Bu ülkede milyonlarca vatandaşı asgari ücrete mahkum ettiler. Salgında çalışanların kıdem tazminatını bile gasp etmeye yeltendiler.
Ülkeyi yönetemeyen saray, uzunca bir süredir algıyı yönetmeye çalışıyor.
Sayıları gizleyerek yüzlerce vatandaşımızın ciddiye almamasına hayatını kaybetmesine neden oluyorsunuz. Sağlık Bakanı da Bilim Kurulu da bu gerçeği vatandaştan kaçırma operasyonuna ortak edilmiş durumda.
Bir nesli kaybediyoruz, tedbir alın diye bağırıyoruz. Tüm dünya okullarını açık tutmanın derdinde, biz ise patinaj yapıp duruyoruz.
“Savcılar biz şikayetçi olmadan resen harekete geçemediler”
Bir mafya bozuntusu özel afla hapisten çıkarılıyor, genel başkanımızın üzerine salınıyor. Açık açık tehdit ediyor, sarayın bekçisi tehdit edene sahip çıkıyor.

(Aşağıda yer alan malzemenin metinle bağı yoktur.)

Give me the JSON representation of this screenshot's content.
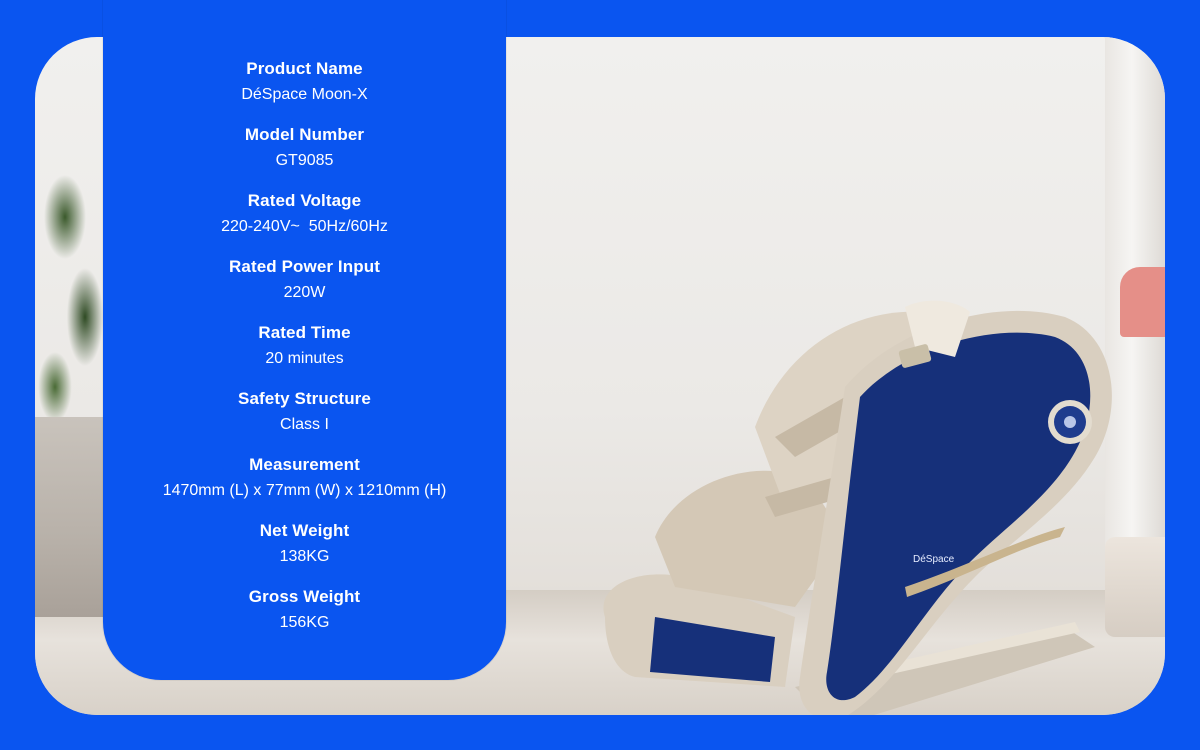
{
  "specs": [
    {
      "label": "Product Name",
      "value": "DéSpace Moon-X"
    },
    {
      "label": "Model Number",
      "value": "GT9085"
    },
    {
      "label": "Rated Voltage",
      "value": "220-240V~  50Hz/60Hz"
    },
    {
      "label": "Rated Power Input",
      "value": "220W"
    },
    {
      "label": "Rated Time",
      "value": "20 minutes"
    },
    {
      "label": "Safety Structure",
      "value": "Class I"
    },
    {
      "label": "Measurement",
      "value": "1470mm (L) x 77mm (W) x 1210mm (H)"
    },
    {
      "label": "Net Weight",
      "value": "138KG"
    },
    {
      "label": "Gross Weight",
      "value": "156KG"
    }
  ],
  "chair_brand": "DéSpace",
  "colors": {
    "background_blue": "#0a55f0",
    "chair_navy": "#16307a",
    "chair_cream": "#d9cfc0",
    "text": "#ffffff"
  }
}
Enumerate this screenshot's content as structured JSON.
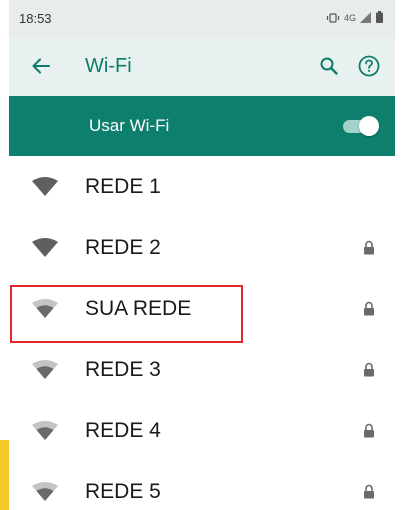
{
  "status_bar": {
    "time": "18:53",
    "network": "4G",
    "icons": [
      "vibrate-icon",
      "signal-icon",
      "battery-icon"
    ]
  },
  "app_bar": {
    "title": "Wi-Fi",
    "back_icon": "arrow-left-icon",
    "search_icon": "search-icon",
    "help_icon": "help-icon"
  },
  "master_switch": {
    "label": "Usar Wi-Fi",
    "on": true
  },
  "networks": [
    {
      "name": "REDE 1",
      "locked": false,
      "signal": "full",
      "highlighted": false
    },
    {
      "name": "REDE 2",
      "locked": true,
      "signal": "full",
      "highlighted": false
    },
    {
      "name": "SUA REDE",
      "locked": true,
      "signal": "medium",
      "highlighted": true
    },
    {
      "name": "REDE 3",
      "locked": true,
      "signal": "medium",
      "highlighted": false
    },
    {
      "name": "REDE 4",
      "locked": true,
      "signal": "medium",
      "highlighted": false
    },
    {
      "name": "REDE 5",
      "locked": true,
      "signal": "medium",
      "highlighted": false
    }
  ],
  "colors": {
    "accent": "#0f7f6d",
    "app_bar_bg": "#e8f1ef",
    "status_bar_bg": "#e9ecec",
    "highlight_border": "#e0272e",
    "side_strip": "#f7c928"
  }
}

Savcılar biz şikayetçi olmadan resen harekete geçemediler. Bu soruşturma ne aşamada, bu mafya bozuntusunun ifadesi alındı mı? Saray artık yönetme kabiliyetini tamamen yitirmiştir.
SORU – CEVAP
ASGARİ ÜCRET
CHP olarak biz pazarlığın nereden başlaması gerektiğini söyledik. Şu ana kadar hükümetin bu konuda sesini duymadık. Hükümetin ne diyeceğini duymak istiyoruz. Bu hükümet işçiden yana mıdır havuz müteahhitlerinden yana mıdır görmek istiyoruz.
“Bahçeli kapatın dedi diye parti kapatılmaz”
Parti kapatarak demokrasi sürdürülemez. Dolayısıyla bu konuyla ilgili prosedür bellidir. Bu prosedürün nasıl işleyeceği de bellidir. Sayın Bahçeli kapatın dedi diye bir parti kapatılmaz.